Юрий стоял, не понимая, что к чему и что это нашло на кэпа? И только потом, когда немного успокоился, понял…

Так сложилось на заставе издавна, не гласно в подразделении создалась хозяйственная служба под началом старшины. Ещё задолго до появления на ней майора Романова. В неё входили три солдата: каптенармус – рядовой Романов, бурят, и два хозяйственника – Урченко и Сапель, рядовые.

Урченко отвечал за животноводство, то есть за двух лошадей, двух коров и телочек, ухаживал за свиньями с поросятами, за курами в курятнике. Варил, кормил, убирал в хлевах и сараях.

Сапель – исполнял обязанности истопника, так как при заставе имелась паровая котельная, которая обеспечивала теплом не только служебные помещения, но квартиры офицеров. Ему же вменялось в обязанность – баня. Изредка эти хозяйственники подменялись или объединялись, когда на заставе проводились авральные мероприятия, особенно в субботние банные дни.

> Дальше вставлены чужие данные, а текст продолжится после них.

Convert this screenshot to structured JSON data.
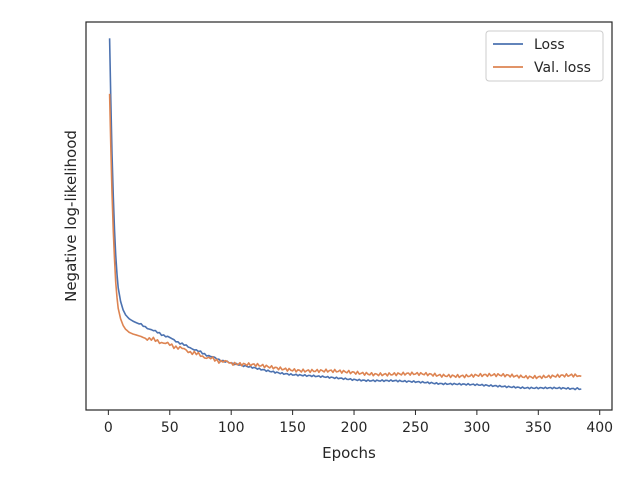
{
  "chart_data": {
    "type": "line",
    "title": "",
    "xlabel": "Epochs",
    "ylabel": "Negative log-likelihood",
    "xlim": [
      -18.2,
      410
    ],
    "ylim": [
      0,
      1
    ],
    "xticks": [
      0,
      50,
      100,
      150,
      200,
      250,
      300,
      350,
      400
    ],
    "y_tick_labels_shown": false,
    "grid": false,
    "legend": "top-right",
    "series": [
      {
        "name": "Loss",
        "color": "#4c72b0",
        "x": [
          1,
          2,
          3,
          4,
          5,
          6,
          7,
          8,
          10,
          12,
          14,
          17,
          20,
          25,
          30,
          35,
          40,
          45,
          50,
          55,
          60,
          65,
          70,
          75,
          80,
          85,
          90,
          95,
          100,
          110,
          120,
          130,
          140,
          150,
          160,
          170,
          180,
          190,
          200,
          210,
          220,
          230,
          240,
          250,
          260,
          270,
          280,
          290,
          300,
          310,
          320,
          330,
          340,
          350,
          360,
          370,
          380,
          385
        ],
        "y": [
          0.958,
          0.8,
          0.66,
          0.55,
          0.465,
          0.4,
          0.35,
          0.315,
          0.28,
          0.258,
          0.245,
          0.235,
          0.229,
          0.222,
          0.214,
          0.207,
          0.2,
          0.193,
          0.186,
          0.178,
          0.17,
          0.163,
          0.156,
          0.149,
          0.142,
          0.136,
          0.13,
          0.125,
          0.12,
          0.113,
          0.107,
          0.101,
          0.096,
          0.092,
          0.089,
          0.086,
          0.083,
          0.081,
          0.079,
          0.077,
          0.076,
          0.075,
          0.073,
          0.072,
          0.071,
          0.069,
          0.068,
          0.066,
          0.064,
          0.062,
          0.061,
          0.06,
          0.058,
          0.057,
          0.056,
          0.055,
          0.054,
          0.054
        ]
      },
      {
        "name": "Val. loss",
        "color": "#dd8452",
        "x": [
          1,
          2,
          3,
          4,
          5,
          6,
          7,
          8,
          10,
          12,
          14,
          17,
          20,
          25,
          30,
          35,
          40,
          45,
          50,
          55,
          60,
          65,
          70,
          75,
          80,
          85,
          90,
          95,
          100,
          110,
          120,
          130,
          140,
          150,
          160,
          170,
          180,
          190,
          200,
          210,
          220,
          230,
          240,
          250,
          260,
          270,
          280,
          290,
          300,
          310,
          320,
          330,
          340,
          350,
          360,
          370,
          380,
          385
        ],
        "y": [
          0.815,
          0.68,
          0.56,
          0.46,
          0.39,
          0.33,
          0.29,
          0.262,
          0.235,
          0.218,
          0.208,
          0.2,
          0.196,
          0.191,
          0.186,
          0.182,
          0.178,
          0.173,
          0.168,
          0.163,
          0.158,
          0.152,
          0.146,
          0.141,
          0.135,
          0.131,
          0.127,
          0.124,
          0.121,
          0.117,
          0.114,
          0.11,
          0.107,
          0.105,
          0.103,
          0.101,
          0.099,
          0.097,
          0.096,
          0.095,
          0.094,
          0.093,
          0.092,
          0.091,
          0.091,
          0.09,
          0.09,
          0.089,
          0.089,
          0.088,
          0.088,
          0.088,
          0.087,
          0.087,
          0.087,
          0.087,
          0.087,
          0.087
        ]
      }
    ]
  }
}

Каптенармус Романов вообще состоял на особом счету, и занимался только бельём, простынями, наволочками, нательным бельём, что возил на стирку в прачечную в Переяславку. А также учётом всего инвентаря на заставе и при заставе, демисезонной солдатской одеждой.

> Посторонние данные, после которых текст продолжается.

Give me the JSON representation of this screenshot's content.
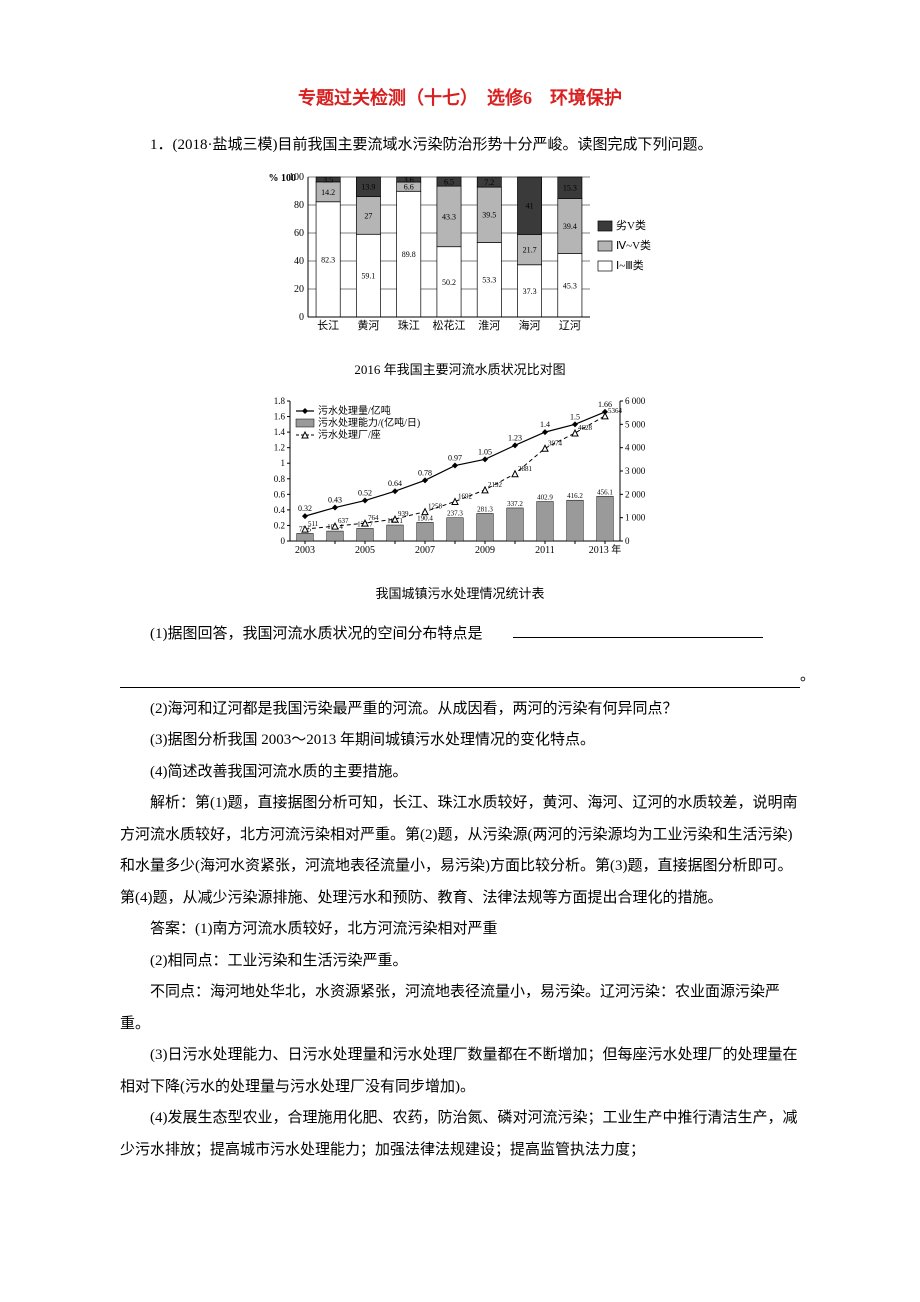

Солдаты этой группы привлекались к службе, но не продолжительно – на два-три часа, на проверку нарядов на границе в сержантские или офицерские наряды.

В тот день Урченко собирался ехать на лошади за хлебом и кое-какими продуктами в село Аргунское, что находится от заставы в километрах трех. Узнав об этом, ратаны собрали деньги, и он, Юрий, в одной гимнастерке, по морозу, побежал на хоздвор, где кроме двух коров, находились и две рабочие лошади – вся заставская кавалерия. Войдя во двор, не обнаружил в нём запряжённой подводы. Забеспокоился: опоздал! Но, заглянув в конюшню, увидел лошадей. Облегченно вздохнул: тут ещё, не уехал.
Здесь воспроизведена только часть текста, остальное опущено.